Stringer/Sputnik via AP
At some of his speeches in Philadelphia, Bernie Sanders has been met with boos when calling on his supporters to rally behind Hillary Clinton. But at a Tuesday breakfast before the Wisconsin delegation, erstwhile Sanders supporters gave him a standing ovation.
The display of unity was all the more striking because Sanders won the Wisconsin primary in April by more than 10 percentage points, and brought nearly 50 delegates from the state with him to Philadelphia. At a state delegation breakfast Tuesday morning to thank his Wisconsin supporters, Sanders reiterated his call for Democrats to vote for Clinton and defeat Donald Trump in the general election.
"We've got to elect Secretary Clinton," Sanders declared. "And we've got to stay focused and force every level of government to focus on working people's issues."

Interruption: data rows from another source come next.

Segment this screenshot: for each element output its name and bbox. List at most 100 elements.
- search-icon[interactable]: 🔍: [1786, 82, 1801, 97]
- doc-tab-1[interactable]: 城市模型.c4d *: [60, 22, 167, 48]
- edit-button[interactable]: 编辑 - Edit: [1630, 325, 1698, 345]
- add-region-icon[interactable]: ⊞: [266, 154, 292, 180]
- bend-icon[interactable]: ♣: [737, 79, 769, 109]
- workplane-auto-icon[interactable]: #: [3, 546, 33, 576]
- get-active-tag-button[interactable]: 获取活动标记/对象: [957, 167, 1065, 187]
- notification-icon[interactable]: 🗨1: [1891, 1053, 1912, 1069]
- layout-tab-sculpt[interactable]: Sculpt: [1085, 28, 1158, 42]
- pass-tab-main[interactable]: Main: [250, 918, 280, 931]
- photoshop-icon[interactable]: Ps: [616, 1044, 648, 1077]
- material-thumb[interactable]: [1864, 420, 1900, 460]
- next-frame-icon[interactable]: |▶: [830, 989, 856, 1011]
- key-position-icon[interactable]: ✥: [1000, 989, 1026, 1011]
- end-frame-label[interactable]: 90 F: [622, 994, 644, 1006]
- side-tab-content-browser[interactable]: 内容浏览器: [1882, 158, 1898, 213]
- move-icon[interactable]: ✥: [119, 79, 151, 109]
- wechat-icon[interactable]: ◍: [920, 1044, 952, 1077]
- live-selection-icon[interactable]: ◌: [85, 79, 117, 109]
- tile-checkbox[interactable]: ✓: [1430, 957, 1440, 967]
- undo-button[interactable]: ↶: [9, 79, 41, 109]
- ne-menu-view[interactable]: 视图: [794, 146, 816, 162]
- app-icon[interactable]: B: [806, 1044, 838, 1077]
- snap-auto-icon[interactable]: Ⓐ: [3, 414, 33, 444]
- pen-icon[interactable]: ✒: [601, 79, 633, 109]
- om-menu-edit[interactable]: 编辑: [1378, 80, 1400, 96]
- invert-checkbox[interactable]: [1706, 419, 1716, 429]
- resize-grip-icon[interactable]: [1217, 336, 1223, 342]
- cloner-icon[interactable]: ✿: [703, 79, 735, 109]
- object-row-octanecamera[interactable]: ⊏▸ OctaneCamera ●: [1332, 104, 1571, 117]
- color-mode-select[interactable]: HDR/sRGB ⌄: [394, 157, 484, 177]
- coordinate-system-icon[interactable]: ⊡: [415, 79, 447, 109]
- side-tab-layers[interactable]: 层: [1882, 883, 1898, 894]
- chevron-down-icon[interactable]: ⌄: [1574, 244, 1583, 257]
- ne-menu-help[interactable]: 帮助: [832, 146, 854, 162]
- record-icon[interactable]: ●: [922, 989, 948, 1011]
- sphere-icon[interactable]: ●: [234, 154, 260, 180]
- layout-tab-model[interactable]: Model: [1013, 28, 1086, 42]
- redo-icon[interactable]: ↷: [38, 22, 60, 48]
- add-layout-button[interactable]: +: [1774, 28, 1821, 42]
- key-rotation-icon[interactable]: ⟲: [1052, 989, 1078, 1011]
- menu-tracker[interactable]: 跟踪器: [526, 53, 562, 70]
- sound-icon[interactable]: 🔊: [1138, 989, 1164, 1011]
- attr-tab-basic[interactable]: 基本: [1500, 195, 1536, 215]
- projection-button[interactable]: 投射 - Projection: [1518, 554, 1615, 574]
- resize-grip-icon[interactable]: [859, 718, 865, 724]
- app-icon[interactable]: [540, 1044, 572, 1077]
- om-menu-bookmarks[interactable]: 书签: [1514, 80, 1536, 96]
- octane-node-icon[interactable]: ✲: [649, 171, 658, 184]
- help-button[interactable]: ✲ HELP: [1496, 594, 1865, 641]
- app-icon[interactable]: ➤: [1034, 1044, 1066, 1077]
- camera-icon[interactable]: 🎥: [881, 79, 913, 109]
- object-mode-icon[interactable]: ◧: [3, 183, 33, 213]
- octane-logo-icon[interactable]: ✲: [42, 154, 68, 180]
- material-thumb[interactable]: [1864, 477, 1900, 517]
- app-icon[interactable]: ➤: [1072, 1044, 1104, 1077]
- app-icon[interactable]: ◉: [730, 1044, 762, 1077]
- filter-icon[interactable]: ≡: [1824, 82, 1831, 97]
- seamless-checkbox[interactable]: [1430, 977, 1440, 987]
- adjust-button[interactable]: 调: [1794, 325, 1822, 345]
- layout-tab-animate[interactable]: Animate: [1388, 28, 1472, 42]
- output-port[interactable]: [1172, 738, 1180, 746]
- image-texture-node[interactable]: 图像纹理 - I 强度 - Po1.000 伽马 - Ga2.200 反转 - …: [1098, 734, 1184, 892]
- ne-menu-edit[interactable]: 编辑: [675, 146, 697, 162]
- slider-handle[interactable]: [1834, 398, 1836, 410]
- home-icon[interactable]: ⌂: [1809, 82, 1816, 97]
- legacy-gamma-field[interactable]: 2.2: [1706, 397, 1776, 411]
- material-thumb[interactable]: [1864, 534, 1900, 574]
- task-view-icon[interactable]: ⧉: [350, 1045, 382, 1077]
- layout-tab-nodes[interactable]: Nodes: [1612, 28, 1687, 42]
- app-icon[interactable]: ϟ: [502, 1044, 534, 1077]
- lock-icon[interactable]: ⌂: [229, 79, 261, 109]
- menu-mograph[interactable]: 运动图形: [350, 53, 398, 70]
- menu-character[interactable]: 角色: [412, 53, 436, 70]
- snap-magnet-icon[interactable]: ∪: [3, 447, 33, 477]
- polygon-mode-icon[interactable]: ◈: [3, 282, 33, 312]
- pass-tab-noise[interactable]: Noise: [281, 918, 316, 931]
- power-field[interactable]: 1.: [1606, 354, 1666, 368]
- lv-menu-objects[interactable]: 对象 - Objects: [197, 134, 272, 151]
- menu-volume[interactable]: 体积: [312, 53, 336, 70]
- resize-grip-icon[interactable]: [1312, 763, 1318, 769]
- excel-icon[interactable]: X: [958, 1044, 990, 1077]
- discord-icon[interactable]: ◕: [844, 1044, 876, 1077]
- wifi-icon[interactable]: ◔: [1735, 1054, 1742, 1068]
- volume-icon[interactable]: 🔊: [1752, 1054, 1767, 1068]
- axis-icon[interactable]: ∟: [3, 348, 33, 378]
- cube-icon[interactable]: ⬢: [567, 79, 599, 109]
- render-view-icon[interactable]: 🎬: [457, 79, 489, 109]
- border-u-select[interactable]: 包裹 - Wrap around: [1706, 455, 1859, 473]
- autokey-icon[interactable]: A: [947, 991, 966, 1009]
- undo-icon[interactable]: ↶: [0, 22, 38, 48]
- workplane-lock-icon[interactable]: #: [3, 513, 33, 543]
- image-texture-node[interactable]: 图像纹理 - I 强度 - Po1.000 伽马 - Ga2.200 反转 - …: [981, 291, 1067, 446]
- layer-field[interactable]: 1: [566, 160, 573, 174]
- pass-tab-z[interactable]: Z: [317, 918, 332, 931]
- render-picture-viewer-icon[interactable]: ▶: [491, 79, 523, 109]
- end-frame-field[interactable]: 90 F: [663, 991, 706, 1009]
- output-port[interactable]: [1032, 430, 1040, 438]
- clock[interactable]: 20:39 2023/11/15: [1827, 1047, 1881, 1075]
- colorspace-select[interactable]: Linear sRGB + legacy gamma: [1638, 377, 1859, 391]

Sanders called on his Wisconsin supporters to think big, not small, and explained his vision to transform his campaign into a political vehicle that elects candidates to everything from the local school board to statewide office. In response, delegates rose to their feet and chanted, "Thank you, Bernie" as he left.
Afterward, Wisconsin Senator Tammy Baldwin told reporters that Sanders is beginning to drive his message home. "While we have big battles, big contests in primaries, ultimately we have to pull together in order to make progress," said Baldwin. "That's the point he made. I think people are hearing that. There will be some detractors, of course, but I think that's coming together."
Wisconsin Democrats are in a weak political position in 2016. The state legislature is controlled by Republicans, and Republican Governor Scott Walker has imposed a draconian conservative agenda on the state that includes drastic cuts to education funding, rollbacks of election and campaign-finance laws, and assaults on the state's labor movement. Republicans hold five of Wisconsin's eight seats in the House of Representatives, and occupy one of its two Senate seats.
While Wisconsin Democrats are presenting a largely united front at the convention, their big challenge will begin the day they go home
: convincing both Sanders supporters and white working class voters now being courted by Trump to both rally behind Clinton, and help give her a Democratic majority in the Senate by re-electing former Senator Russ Feingold, who is running to recapture the seat he lost in 2010.
The state's unions-repeatedly under attack by Walker and state Republicans-are pouring unprecedented resources into the 2016 election as they set out to convince white working class voters that Feingold deserves a second chance, and that Trump is not the answer.
As is the Wisconsin Democratic Party.
"We have the biggest ground game that we've had at this point in a presidential election, and I plan on carrying that all the way through next year so that we keep building on that grassroots organization," Wisconsin Democratic Party chair Martha Laning told the Prospect.
Progressive activists have also started to pivot from rallying behind Sanders to harnessing the energy behind his primary contest as an organizing vehicle for the general election. Spearheading that effort is Wisconsin's Working Families Party, a progressive third party that has become a growing political force in the Northeast. That party has often leveraged power by working within the confines of Democratic politics.
"I, along with entirety of the Wisconsin Sanders delegation, [am] disappointed and frustrated that Bernie is not nominee, but we would not be in [the] spirit of his political revolution if we said this convention is the end," Peter Rickman, who is the leader of the state's Sanders delegates and co-chair of the Wisconsin Working Families Party, told the Prospect. "What we heard was a stirring call to deepen, broaden, and build the political revolution. His vision runs through defeating Donald Trump, and electing Hillary Clinton."
As Rickman explains, Sanders's primary win in Wisconsin was built on the votes of white working class and Millennial voters. The next step, he says, is convincing those Sanders supporters that electing Clinton, along with a Democratic Senate, is key to organizing progressive populists over the long term. After that, the goal will be to re-elect Baldwin and defeat Walker in 2018, says Rickman.
"If we can continue to consolidate and grow this base of Democratic Bernie supporters, that will be the basis to win statewide elections," Rickman says. From there, he argues, the focus can shift to winning big at the state level in 2020, which would allow Democrats to reverse the redistricting that has given Republicans control over the state legislature.
It's something of a test case for whether progressive groups can successfully work within the Democratic Party post-Bernie in the near term, and whether they can build a lasting power center to advance their progressive goals over the long term.